À la première séance qui suivit la condamnation de Dreyfus[3], Mercier déposa le projet de loi sur la trahison et l’espionnage. Cédant avec joie à la sommation de l’opinion, il demande à la Chambre de rétablir pour le crime de trahison, « qui est un abominable forfait », la peine de mort « qui, seule, répond à l’énormité du crime[4] ». La Chambre applaudit bruyamment. Elle se donnait l’illusion de recondamner Dreyfus, de le condamner à mort, et se conférait ainsi un brevet de pur patriotisme.

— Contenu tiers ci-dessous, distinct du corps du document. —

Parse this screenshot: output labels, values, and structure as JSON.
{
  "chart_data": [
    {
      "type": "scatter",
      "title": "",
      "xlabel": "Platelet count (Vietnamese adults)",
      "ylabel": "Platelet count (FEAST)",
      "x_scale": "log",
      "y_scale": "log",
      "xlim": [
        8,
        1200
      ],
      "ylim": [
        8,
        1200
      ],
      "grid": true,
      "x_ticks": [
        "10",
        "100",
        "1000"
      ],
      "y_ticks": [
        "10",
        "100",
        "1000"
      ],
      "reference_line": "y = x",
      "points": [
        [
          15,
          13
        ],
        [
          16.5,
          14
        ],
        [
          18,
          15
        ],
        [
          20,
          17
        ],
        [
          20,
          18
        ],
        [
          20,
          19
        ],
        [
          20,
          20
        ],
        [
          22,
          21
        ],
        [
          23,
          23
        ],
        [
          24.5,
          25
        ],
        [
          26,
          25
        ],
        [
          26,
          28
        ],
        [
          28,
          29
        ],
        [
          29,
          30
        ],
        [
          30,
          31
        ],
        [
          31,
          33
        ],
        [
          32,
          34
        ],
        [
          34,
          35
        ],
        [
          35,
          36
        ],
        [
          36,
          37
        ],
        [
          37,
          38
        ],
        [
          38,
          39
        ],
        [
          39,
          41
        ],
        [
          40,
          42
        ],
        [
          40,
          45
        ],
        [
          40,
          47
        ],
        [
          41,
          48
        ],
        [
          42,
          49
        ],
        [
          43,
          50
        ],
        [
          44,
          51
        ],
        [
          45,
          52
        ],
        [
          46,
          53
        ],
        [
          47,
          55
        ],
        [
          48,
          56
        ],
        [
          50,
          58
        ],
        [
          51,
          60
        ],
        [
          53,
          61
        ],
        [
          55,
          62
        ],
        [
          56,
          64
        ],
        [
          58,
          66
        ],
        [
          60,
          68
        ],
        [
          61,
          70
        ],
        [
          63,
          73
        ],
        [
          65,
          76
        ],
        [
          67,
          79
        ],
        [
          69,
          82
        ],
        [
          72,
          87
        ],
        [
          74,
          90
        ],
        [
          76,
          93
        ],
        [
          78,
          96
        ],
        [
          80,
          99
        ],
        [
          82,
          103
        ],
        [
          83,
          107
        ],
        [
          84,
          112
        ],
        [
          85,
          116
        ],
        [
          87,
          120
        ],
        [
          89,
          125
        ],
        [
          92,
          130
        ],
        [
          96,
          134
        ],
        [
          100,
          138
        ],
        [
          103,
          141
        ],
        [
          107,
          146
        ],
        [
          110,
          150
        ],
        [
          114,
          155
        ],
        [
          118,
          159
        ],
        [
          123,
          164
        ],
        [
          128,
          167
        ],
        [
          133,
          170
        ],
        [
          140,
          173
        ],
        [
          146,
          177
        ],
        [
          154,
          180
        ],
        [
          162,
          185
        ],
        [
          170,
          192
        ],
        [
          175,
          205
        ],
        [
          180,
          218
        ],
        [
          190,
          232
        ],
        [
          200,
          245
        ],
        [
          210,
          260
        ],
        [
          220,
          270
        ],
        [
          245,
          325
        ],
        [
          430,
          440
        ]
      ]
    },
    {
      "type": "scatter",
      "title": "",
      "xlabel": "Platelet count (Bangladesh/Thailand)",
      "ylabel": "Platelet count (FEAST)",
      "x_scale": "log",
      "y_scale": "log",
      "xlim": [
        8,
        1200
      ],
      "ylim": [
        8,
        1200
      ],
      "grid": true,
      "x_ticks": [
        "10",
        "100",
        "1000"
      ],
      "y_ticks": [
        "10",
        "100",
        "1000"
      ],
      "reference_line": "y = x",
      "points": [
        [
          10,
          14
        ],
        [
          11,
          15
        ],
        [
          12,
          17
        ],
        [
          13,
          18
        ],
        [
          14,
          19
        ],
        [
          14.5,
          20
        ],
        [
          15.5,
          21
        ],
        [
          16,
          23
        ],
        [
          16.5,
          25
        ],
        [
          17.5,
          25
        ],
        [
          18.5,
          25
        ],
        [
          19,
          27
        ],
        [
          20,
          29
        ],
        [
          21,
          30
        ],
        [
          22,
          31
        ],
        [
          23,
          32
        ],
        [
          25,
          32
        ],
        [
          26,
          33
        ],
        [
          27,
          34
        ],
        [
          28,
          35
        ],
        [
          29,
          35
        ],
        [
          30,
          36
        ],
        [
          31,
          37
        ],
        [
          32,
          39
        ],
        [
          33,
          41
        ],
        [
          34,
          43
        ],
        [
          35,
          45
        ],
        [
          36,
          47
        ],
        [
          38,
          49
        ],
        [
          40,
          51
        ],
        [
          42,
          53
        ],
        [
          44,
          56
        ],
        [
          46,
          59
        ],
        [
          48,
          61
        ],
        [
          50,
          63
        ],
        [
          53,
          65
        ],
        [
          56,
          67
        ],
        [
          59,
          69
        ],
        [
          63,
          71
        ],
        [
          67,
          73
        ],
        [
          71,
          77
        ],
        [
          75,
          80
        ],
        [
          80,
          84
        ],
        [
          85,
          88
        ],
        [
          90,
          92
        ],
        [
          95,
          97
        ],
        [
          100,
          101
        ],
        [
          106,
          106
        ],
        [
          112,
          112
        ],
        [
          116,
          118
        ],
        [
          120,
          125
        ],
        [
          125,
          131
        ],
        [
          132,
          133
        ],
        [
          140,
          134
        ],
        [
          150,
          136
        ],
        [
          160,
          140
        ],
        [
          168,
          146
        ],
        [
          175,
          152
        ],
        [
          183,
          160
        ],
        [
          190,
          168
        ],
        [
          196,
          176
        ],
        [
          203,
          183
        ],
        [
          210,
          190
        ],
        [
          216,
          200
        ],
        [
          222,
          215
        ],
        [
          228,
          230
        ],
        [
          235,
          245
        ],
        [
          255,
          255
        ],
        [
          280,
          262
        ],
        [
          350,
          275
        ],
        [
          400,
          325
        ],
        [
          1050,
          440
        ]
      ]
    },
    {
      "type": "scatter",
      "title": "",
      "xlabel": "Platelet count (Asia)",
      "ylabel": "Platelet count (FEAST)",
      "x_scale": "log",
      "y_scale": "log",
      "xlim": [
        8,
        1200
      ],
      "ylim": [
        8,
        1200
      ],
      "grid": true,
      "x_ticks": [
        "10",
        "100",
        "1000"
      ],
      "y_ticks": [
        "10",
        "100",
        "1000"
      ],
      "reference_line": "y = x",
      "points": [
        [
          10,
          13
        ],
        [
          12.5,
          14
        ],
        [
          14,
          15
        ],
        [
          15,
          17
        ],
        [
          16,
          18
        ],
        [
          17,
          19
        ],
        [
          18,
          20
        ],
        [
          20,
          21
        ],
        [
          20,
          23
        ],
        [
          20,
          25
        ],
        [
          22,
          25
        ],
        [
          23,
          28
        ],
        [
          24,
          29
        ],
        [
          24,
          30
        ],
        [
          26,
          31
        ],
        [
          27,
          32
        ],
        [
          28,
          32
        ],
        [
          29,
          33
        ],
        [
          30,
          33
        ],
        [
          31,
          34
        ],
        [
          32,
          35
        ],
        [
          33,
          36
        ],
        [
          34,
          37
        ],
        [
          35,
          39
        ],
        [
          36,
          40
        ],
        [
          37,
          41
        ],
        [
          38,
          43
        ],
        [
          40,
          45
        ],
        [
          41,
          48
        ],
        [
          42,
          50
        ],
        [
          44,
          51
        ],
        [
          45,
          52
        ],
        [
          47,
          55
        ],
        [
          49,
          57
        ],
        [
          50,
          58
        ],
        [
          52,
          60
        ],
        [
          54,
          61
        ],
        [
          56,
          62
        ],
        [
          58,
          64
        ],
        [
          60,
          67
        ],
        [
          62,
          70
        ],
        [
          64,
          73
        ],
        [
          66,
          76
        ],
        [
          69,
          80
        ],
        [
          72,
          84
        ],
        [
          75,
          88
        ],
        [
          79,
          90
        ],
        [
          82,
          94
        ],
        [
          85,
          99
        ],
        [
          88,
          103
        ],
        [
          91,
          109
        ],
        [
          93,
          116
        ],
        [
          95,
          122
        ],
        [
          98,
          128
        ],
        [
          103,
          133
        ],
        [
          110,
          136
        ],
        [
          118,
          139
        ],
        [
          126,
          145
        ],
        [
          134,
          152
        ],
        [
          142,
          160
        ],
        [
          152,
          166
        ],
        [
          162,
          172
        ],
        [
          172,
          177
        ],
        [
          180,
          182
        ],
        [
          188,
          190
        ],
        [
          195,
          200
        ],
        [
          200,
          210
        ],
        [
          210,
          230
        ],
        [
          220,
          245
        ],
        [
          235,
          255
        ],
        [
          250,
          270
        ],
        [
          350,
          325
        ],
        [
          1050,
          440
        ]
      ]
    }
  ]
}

Mercier lut seulement l’exposé de la loi. Le dispositif, en quinze articles, portait, à chaque ligne, la déportation ou l’emprisonnement pour des délits nouveaux assimilés à l’espionnage ; il rendait précaire, sous la menace de poursuites, la discussion même par la presse des choses de l’armée[5].

  1. 26 novembre.
  2. L’amendement du colonel Guérin était ainsi conçu : « Aucune unité ou fraction d’unité de la mobilisation en France ne sera envoyée à Madagascar en dehors du service du génie, de l’artillerie et des services administratifs. » Il fut repoussé par 292 voix contre 207. La minorité comprenait les socialistes, la droite et un certain nombre de républicains, Aynard, Cavaignac, Méline, Pelletan, Léon Say, Montebello, Jules Roche, général Jung, Reinach, etc. Presque tous les radicaux (Brisson, Bourgeois, Dupuy-Dutemps, Sarrien, Goblet, Chautemps) votèrent avec le Gouvernement et avec la majorité du centre.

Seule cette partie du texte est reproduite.